The problem with memorizing the training data instead of generalizing patterns can reduce the performance of machine learning models due to a phenomenon known as overfitting. In a specific project, the issue of overfitting in a predictive model was identified and solved by including dropout regularization. The model in question sought to calculate the customer churn of a subscription-based service. Originally, it displayed high precision during training but failed to generalize well to new data presenting an overfitting pattern. To alleviate this we used dropout regularization, a technique prevalent in neural networks. By randomly dropping out a proportion of neurons during training, dropout prevents the model from overly relying on certain features. This prevents overfitting as the element of randomness forces the model to learn more general representations. In our implementation, we implemented layered dropout within the neural network architecture. In each iteration, a defined number of neurons were randomly shut down during training. This created stochasticity, preventing the model from memorizing noise in the training data and favoring learning more robust features. The impact was substantial. Equipped with dropout regularization, the model showed better results on unseen data, which indicates that overfitting was significantly reduced. The predictions became increasingly accurate, thus proving that the model generalizes beyond the training data. This experience strengthened not only the necessity to choose advanced models but also use proper regularization methods. In the war against overfitting, dropout regularization proved to be a strong ally, evidencing its effectiveness in strengthening more robust and reliable machine learning models.
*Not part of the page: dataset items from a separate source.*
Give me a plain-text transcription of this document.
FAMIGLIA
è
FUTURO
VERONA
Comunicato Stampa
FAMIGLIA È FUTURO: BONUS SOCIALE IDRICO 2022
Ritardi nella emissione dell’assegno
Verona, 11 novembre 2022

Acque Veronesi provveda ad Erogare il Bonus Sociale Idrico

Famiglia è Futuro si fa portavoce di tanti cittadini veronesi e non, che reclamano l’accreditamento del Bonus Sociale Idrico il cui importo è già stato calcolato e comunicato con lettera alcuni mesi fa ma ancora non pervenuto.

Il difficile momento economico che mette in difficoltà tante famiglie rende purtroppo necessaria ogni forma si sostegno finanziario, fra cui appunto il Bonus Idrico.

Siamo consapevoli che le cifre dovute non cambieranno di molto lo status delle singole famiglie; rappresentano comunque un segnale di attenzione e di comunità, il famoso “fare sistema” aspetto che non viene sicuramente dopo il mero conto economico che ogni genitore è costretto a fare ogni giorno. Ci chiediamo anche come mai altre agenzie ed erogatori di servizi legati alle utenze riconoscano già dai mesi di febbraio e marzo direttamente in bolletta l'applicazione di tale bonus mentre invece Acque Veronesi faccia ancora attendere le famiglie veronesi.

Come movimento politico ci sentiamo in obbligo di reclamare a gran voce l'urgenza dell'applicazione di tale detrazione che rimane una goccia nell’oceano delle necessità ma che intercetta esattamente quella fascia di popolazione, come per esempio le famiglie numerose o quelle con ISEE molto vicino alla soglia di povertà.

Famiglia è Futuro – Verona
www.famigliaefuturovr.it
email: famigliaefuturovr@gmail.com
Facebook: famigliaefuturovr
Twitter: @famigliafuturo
One technique that helped mitigate overfitting in a particular model was data augmentation. By artificially expanding the training data through techniques like flipping, rotating, or cropping images, we increased its diversity. This helped the model to generalize better and reduced the risk of overfitting. For example, in an image classification problem, we applied random horizontal and vertical flips, random rotations, and random crops to the training images. This created variations of the original images, making the model more robust to different inputs while preventing it from memorizing specific details of the training set.